MadisonConservative on June 29, 2012 at 11:08 AM

as a true “glass half-full” guy, I think Roberts “punted”. the court of late dodges constitutional issues (I know that’s their job but to steal a line from a movie “that’s not important now”). the problem they have is those issues are “forever”. so he finds an easy out (knowing that as a “tax”, it can easily be undone).

I haven’t read the opinion but I did hear something like “it’s not our job to protect people from their electoral decisions”. If that is true, then Roberts found a way to duck the “precedent” but at the same time sent a very subtle message to everybody.

one question I have…I didn’t think the court would decide any issue not present in the briefs. was the “tax” thing in those arguments? if so, why was everybody “blind-sided”?

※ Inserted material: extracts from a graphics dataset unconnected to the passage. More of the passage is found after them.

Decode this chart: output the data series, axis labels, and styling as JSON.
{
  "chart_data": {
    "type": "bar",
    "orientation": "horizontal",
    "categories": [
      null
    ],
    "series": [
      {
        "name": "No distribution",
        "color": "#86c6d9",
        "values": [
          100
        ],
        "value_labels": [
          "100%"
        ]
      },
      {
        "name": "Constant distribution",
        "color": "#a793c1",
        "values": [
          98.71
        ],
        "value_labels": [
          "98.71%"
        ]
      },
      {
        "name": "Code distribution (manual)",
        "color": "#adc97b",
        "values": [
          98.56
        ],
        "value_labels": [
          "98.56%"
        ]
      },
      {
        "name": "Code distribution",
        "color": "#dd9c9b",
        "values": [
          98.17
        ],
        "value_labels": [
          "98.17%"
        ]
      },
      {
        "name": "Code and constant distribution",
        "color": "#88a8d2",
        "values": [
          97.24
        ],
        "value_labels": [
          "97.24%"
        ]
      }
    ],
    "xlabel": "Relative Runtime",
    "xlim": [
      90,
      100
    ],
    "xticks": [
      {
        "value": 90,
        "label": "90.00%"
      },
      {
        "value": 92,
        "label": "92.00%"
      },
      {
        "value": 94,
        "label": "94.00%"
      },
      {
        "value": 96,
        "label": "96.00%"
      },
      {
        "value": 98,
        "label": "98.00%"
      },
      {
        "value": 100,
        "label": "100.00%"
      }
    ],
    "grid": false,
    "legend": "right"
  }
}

teejk on June 29, 2012 at 12:18 PM

one question I have…I didn’t think the court would decide any issue not present in the briefs. was the “tax” thing in those arguments? if so, why was everybody “blind-sided”?

teejk on June 29, 2012 at 12:18 PM

The issue the Court decided (among others) was whether or not the mandate was constitutional. The government made several arguments in favor of its constitutionality (one of which was that the mandate was a proper exercise of the federal government’s power under the Commerce Clause).

The government also argued that the mandate was a valid exercise of the federal government’s power to impose taxes. This was considered to be the weakest argument, for a lot of reasons — partly because of the fact that the government was simultaneously arguing that the mandate was not a tax (so that the government could avoid the application of the Anti-Injunction Act), and partly because the Congress and Senate had expressly denied that it was a tax when they wrote and passed the bill.

Almost all of the legal “experts” had focused on the Commerce Clause arguments, because that was viewed as the most likely place for the Court to find authorization for the mandate. The tax argument was considered by most people to be the weakest argument, and that is why so many people were surprised that CJ Roberts bought it.